The other possible explanation for the timing of Trump’s announcement reflects the ongoing strategy of the Administration to create and advance distractions at times of stress in order to control the media which, for the most part, is happy to play its part. Headlines about an arcane but important nuclear weapons treaty push the Mueller investigation off the “breaking news” newsfeed of TV cable media programs and play into the pre-election Republican strategy of stoking fears of all kinds in the electorate as voters head to the polls.
It seems to me that the answer to “Why now?” is likely a combination of the two options—a policy strategy the right-wing has loved for years is being pushed at a moment when a good distraction is helpful to the wider cause.
WHAT SHOULD WE SAY?
First, arms control treaties are, as a rule, good. It is difficult in the context of the existential threat of nuclear weapons—the arsenals of the US and Russia, if unleashed, would kill hundreds of millions of people in one afternoon and render the earth almost completely uninhabitable within a decade—to make a relative judgment about intermediate threats.
On the other hand, any instrument that constrains the nuclear powers is a good thing. Treaties such as the INF serve a purpose. In addition to getting rid of missiles and launchers back in 1991, the treaty also provided verification and inspection protocols which require communication and cooperation among the adversarial powers—this is a good thing.
At the very least, the INF Treaty serves a good purpose if only in the “things not getting worse” category.
In the decades since its passage, actions on both the US and Russian side have undermined confidence in the treaty—technological advances that were unforeseen thirty years ago challenge the security assurances the treaty was meant to provide.
One possible positive outcome of the Trump administration’s declaration could be a new round of negotiations about security that addresses the issues raised back in 1977 in today’s context. In the meantime, the positive elements of the INF should not be abandoned by either side.
China should be heard. Welcomed to the table if they decide to participate. Should they decline to join the conversation until the US and Russia reduce their stockpiles to relatively parity—around 500 warheads and delivery systems, Russia and the US should listen carefully. Many experts in both countries believe such nuclear force levels are achievable with no reduction in security.

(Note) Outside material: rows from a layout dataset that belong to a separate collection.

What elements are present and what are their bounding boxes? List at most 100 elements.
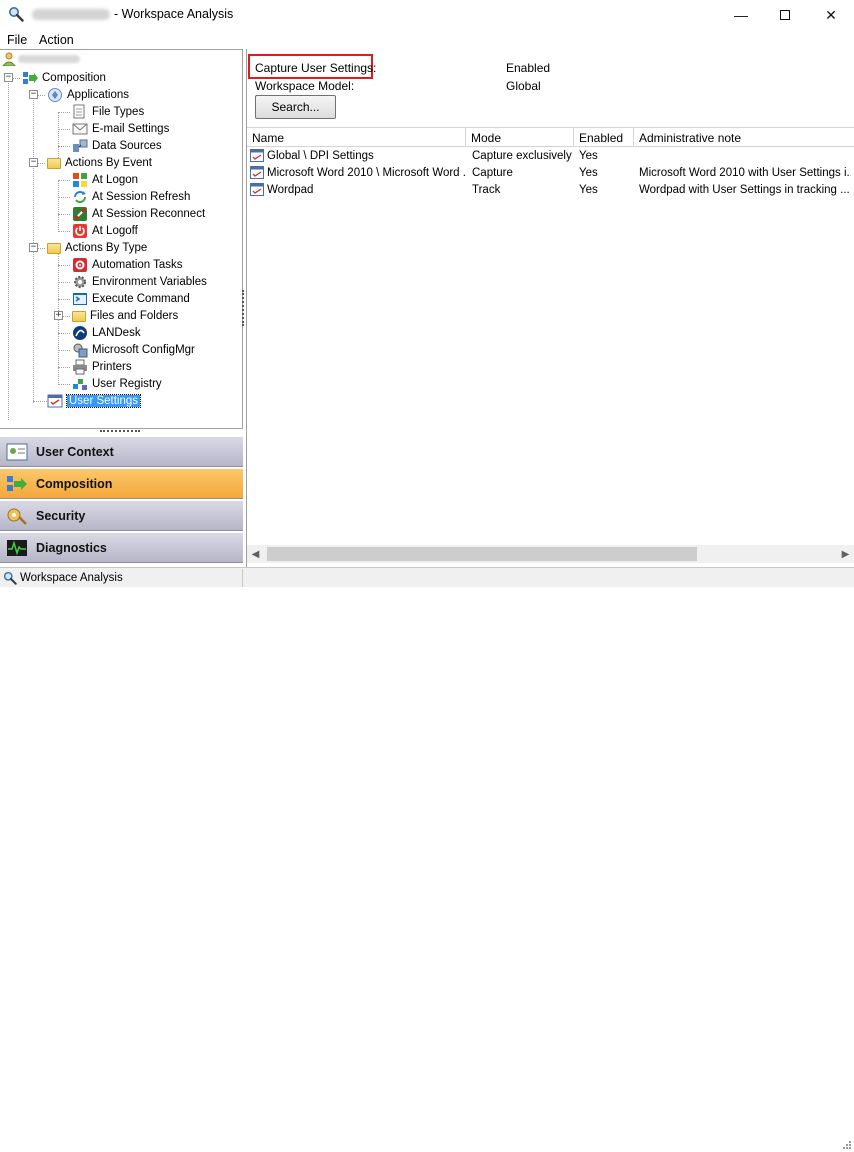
tree-item-files-and-folders[interactable]: Files and Folders — [72, 307, 178, 324]
column-header-enabled[interactable]: Enabled — [574, 128, 634, 147]
row-name-cell: Global \ DPI Settings — [247, 147, 466, 164]
nav-label: Security — [36, 508, 86, 523]
user-settings-icon — [250, 166, 264, 179]
tree-item-at-session-reconnect[interactable]: At Session Reconnect — [72, 205, 205, 222]
scrollbar-thumb[interactable] — [267, 547, 697, 561]
tree-label: User Registry — [92, 377, 162, 390]
nav-diagnostics-button[interactable]: Diagnostics — [0, 532, 243, 563]
collapse-composition-toggle[interactable]: − — [4, 73, 13, 82]
window-title: - Workspace Analysis — [114, 7, 234, 21]
minimize-button[interactable]: — — [718, 0, 764, 30]
row-mode: Capture — [472, 166, 513, 179]
tree-label: Data Sources — [92, 139, 162, 152]
status-bar: Workspace Analysis — [0, 567, 854, 1149]
tree-item-user-settings[interactable]: User Settings — [47, 392, 142, 409]
row-mode: Capture exclusively — [472, 149, 572, 162]
tree-item-at-logoff[interactable]: At Logoff — [72, 222, 138, 239]
tree-label: Actions By Type — [65, 241, 148, 254]
file-types-icon — [73, 104, 85, 118]
landesk-icon — [73, 325, 87, 340]
tree-item-composition[interactable]: Composition — [22, 69, 106, 86]
column-header-administrative-note[interactable]: Administrative note — [634, 128, 854, 147]
scroll-right-arrow-icon[interactable]: ▶ — [837, 545, 854, 563]
column-header-mode[interactable]: Mode — [466, 128, 574, 147]
close-button[interactable]: ✕ — [808, 0, 854, 30]
tree-item-applications[interactable]: Applications — [47, 86, 129, 103]
refresh-icon — [74, 190, 86, 203]
search-button[interactable]: Search... — [255, 95, 336, 119]
logon-icon — [73, 172, 87, 187]
tree-item-landesk[interactable]: LANDesk — [72, 324, 141, 341]
workspace-model-label: Workspace Model: — [255, 79, 355, 93]
title-bar: - Workspace Analysis — ✕ — [0, 0, 854, 30]
data-sources-icon — [73, 139, 88, 152]
table-row[interactable]: Global \ DPI Settings Capture exclusivel… — [247, 147, 854, 164]
tree-label: Files and Folders — [90, 309, 179, 322]
tree-item-at-session-refresh[interactable]: At Session Refresh — [72, 188, 190, 205]
tree-label: Automation Tasks — [92, 258, 183, 271]
row-name-cell: Microsoft Word 2010 \ Microsoft Word ... — [247, 164, 466, 181]
nav-label: Diagnostics — [36, 540, 107, 555]
row-enabled: Yes — [579, 149, 598, 162]
composition-icon — [23, 71, 38, 84]
navigation-tree: − − − − + Composition Applications File … — [0, 49, 243, 429]
diagnostics-icon — [7, 539, 27, 556]
menu-action[interactable]: Action — [39, 33, 74, 47]
magnifier-app-icon — [9, 7, 24, 22]
tree-item-environment-variables[interactable]: Environment Variables — [72, 273, 207, 290]
user-settings-icon — [250, 183, 264, 196]
status-cell-main: Workspace Analysis — [3, 569, 243, 587]
menu-file[interactable]: File — [7, 33, 27, 47]
nav-composition-button[interactable]: Composition — [0, 468, 243, 499]
tree-item-microsoft-configmgr[interactable]: Microsoft ConfigMgr — [72, 341, 195, 358]
tree-label: User Settings — [65, 393, 142, 408]
scroll-left-arrow-icon[interactable]: ◀ — [247, 545, 264, 563]
magnifier-icon — [3, 571, 17, 585]
menu-bar: File Action — [0, 30, 854, 49]
column-header-name[interactable]: Name — [247, 128, 466, 147]
folder-icon — [72, 311, 86, 322]
tree-label: File Types — [92, 105, 145, 118]
row-note: Wordpad with User Settings in tracking .… — [639, 183, 850, 196]
tree-item-execute-command[interactable]: Execute Command — [72, 290, 190, 307]
email-settings-icon — [72, 123, 88, 134]
status-text: Workspace Analysis — [20, 572, 123, 584]
tree-item-at-logon[interactable]: At Logon — [72, 171, 138, 188]
resize-grip-icon[interactable] — [838, 1138, 852, 1152]
tree-label: Printers — [92, 360, 132, 373]
tree-item-file-types[interactable]: File Types — [72, 103, 144, 120]
row-note: Microsoft Word 2010 with User Settings i… — [639, 166, 851, 179]
row-name-cell: Wordpad — [247, 181, 466, 198]
user-settings-icon — [47, 394, 63, 407]
tree-label: Execute Command — [92, 292, 190, 305]
tree-item-data-sources[interactable]: Data Sources — [72, 137, 162, 154]
maximize-button[interactable] — [762, 0, 808, 30]
applications-icon — [48, 87, 62, 102]
collapse-actions-by-event-toggle[interactable]: − — [29, 158, 38, 167]
tree-item-actions-by-event[interactable]: Actions By Event — [47, 154, 152, 171]
row-name: Microsoft Word 2010 \ Microsoft Word ... — [267, 166, 466, 179]
nav-user-context-button[interactable]: User Context — [0, 436, 243, 467]
tree-label: Microsoft ConfigMgr — [92, 343, 195, 356]
table-row[interactable]: Microsoft Word 2010 \ Microsoft Word ...… — [247, 164, 854, 181]
tree-item-user-registry[interactable]: User Registry — [72, 375, 162, 392]
list-header: Name Mode Enabled Administrative note — [247, 128, 854, 147]
automation-icon — [73, 257, 87, 272]
composition-icon — [7, 475, 27, 491]
tree-label: Environment Variables — [92, 275, 207, 288]
execute-icon — [73, 292, 87, 305]
tree-item-automation-tasks[interactable]: Automation Tasks — [72, 256, 183, 273]
printer-icon — [73, 359, 87, 374]
minimize-icon: — — [734, 7, 748, 23]
table-row[interactable]: Wordpad Track Yes Wordpad with User Sett… — [247, 181, 854, 198]
horizontal-scrollbar[interactable]: ◀ ▶ — [247, 545, 854, 563]
nav-security-button[interactable]: Security — [0, 500, 243, 531]
tree-item-email-settings[interactable]: E-mail Settings — [72, 120, 169, 137]
tree-item-printers[interactable]: Printers — [72, 358, 132, 375]
tree-item-actions-by-type[interactable]: Actions By Type — [47, 239, 147, 256]
tree-label: Composition — [42, 71, 106, 84]
collapse-actions-by-type-toggle[interactable]: − — [29, 243, 38, 252]
expand-files-and-folders-toggle[interactable]: + — [54, 311, 63, 320]
navigator-resize-grip[interactable] — [100, 430, 140, 433]
collapse-applications-toggle[interactable]: − — [29, 90, 38, 99]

Trump’s initiative, regardless of timing or intent, could have unintended, positive consequences. Republican presidents have been successful in the past in advancing arms control agendas, and nuclear abolitionists can support those efforts as steps on the way to zero.
SO — TALK ABOUT IT
The 1988 INF Treaty grew out of a concern raised 10 years earlier. Before it was finalized, it had sparked conversations between US and Soviet leaders that included proposals for complete nuclear disarmament with an actual target date!
Any effort to rework the INF Treaty should address security concerns of Russia and Europe and should consider radical but achievable proposals—like the closure of NATO nuclear-equipped bases in Germany, Turkey, Netherlands, Belgium and Italy matched by Russian actions to reduce the ten-minute threat posed by current Russian missile systems.
If, in the course of these discussions, other arms control or disarmament proposals arise, they should be considered in the context of the global desire to eliminate all nuclear threats reflected in the Treaty on the Prohibition of Nuclear Weapons approved by 122 countries at the United Nations in 2017. That Treaty is currently making its way through the ratification and accession processes in dozens of countries.
While the negotiations happen, stability is of critical importance—intemperate language or actions should be avoided on all sides. The issue of nuclear weapons and global security is too important to play politics with.